Just keep hanging in there. It will continue to get better....even during the hard times. Sophie looks great. I have to say that the first smile that Trevor gave was when his little sister came to visit. The love of siblings is the best medicine!
Aloha,
Sheila

Anonymous said...

I'm sure the swelling will start to receed today and she will start to be more alert. Hope your night was uneventful. Hang in there. You're another day closer to home.

Love,
Barb

blogzilly said...

I just can't imagine how drained you guys must be. Can't even wrap my head around it. I don't know what the hell I am going to do when the time comes. I don;t know how I will be able to keep it together. Maybe you don't find strength in situations like these, maybe strength finds you, and it'll have to in my case, I will probably be a mess.

Anyway, The Week is here. Hope to be able to meet you guys this week and hope all continues to go as planned for Sophie.

JSmith5780 said...

I rarely get online over the weekends, but I drove my husband crazy this weekend, becuase I felt I needed to get online every 2-3 hours to check on your girl. I am so glad things are trending in such a positive direction. I hope Sophie is more herself today.

HUGS

Jackson's Blog said...

It will get better! It was very hard to hold Jackson for the first time. He looked so uncomfortable, so limp and wasn't himself. It does get better! The swelling is the worst at this time...but each day she will get stronger. Then you will be amazed at how resilient she is! Hoping Sophie feels better today! (She looks good though for just having surgery.)

Adesta said...

Glad to read that all is going well for Sophie. Hope that she is more herself today.

Anonymous said...

Hoping you continue to see improvement and nothing but the best for all of you!
Love
Amanda and Kelly

Anonymous said...

Bless her heart! Yikes....I had to look at the pics on the other site, and I had chills looking at them, but I couldn't stop myself from looking. I was too curious. Thank you so much for sharing them. I know it must be so incredibly hard to see her like this.
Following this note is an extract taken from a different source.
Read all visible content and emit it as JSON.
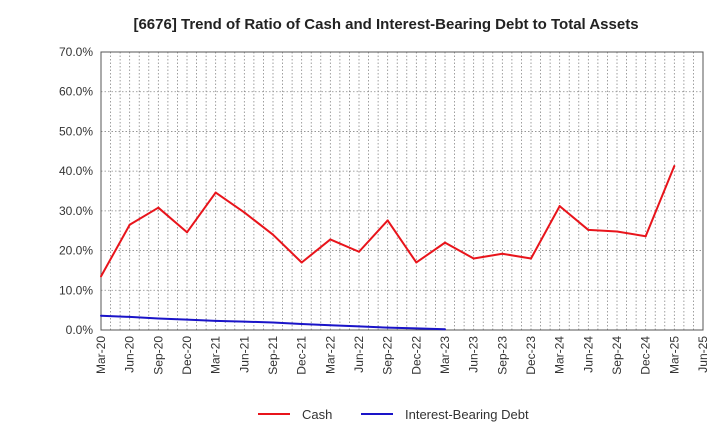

Maybe just get the length cut super short so the rest of it can get caught up. I love Emerson's little a-line cut. I think that would be precious on Sophie. Then you can work some magic with bows and styling. But really......let's not worry about her hair!!!! No seizures, fantastic!

Hope by Tuesday she starts feeling much better!

Anonymous said...

No seizures another day! I loved the way you phrased that blog. A new way of counting!! I'm sure today will be better... it has to be! Nicholas just woke up. I'll chat with you later. Take care! ~ Love, Erin

Holli said...

So glad to hear there are still no seizures!

Anonymous said...

Mark and I read all the blogs this weekend and I am on again reading updates this morning. We are so amazed at Sophie's strength and courage, and the same goes for both of you. We are sending a little something to Sophie, should be there in a few hours and another little something to both of you at Rondal McDonald house on Tuesday. Hope to bring a little smile to your day. We are thinking about all of you and every night when we pray with Matthew asking to bring you a successful recovery and the strength to get through one day at a time. Each day will get better. Take care of yourselfs and your sweet little girl.
love -Kat, Mark, & Matthew Baur

Danielle said...

I'm sucha cry-baby!

...danielle

Oh wait...so Toby was SO beautiful today when he prayed before school. He prayed specifically for Sophie & Trevy. And he said, "for I heard of Your many miracles...so I know you can do them..." I bawled then too!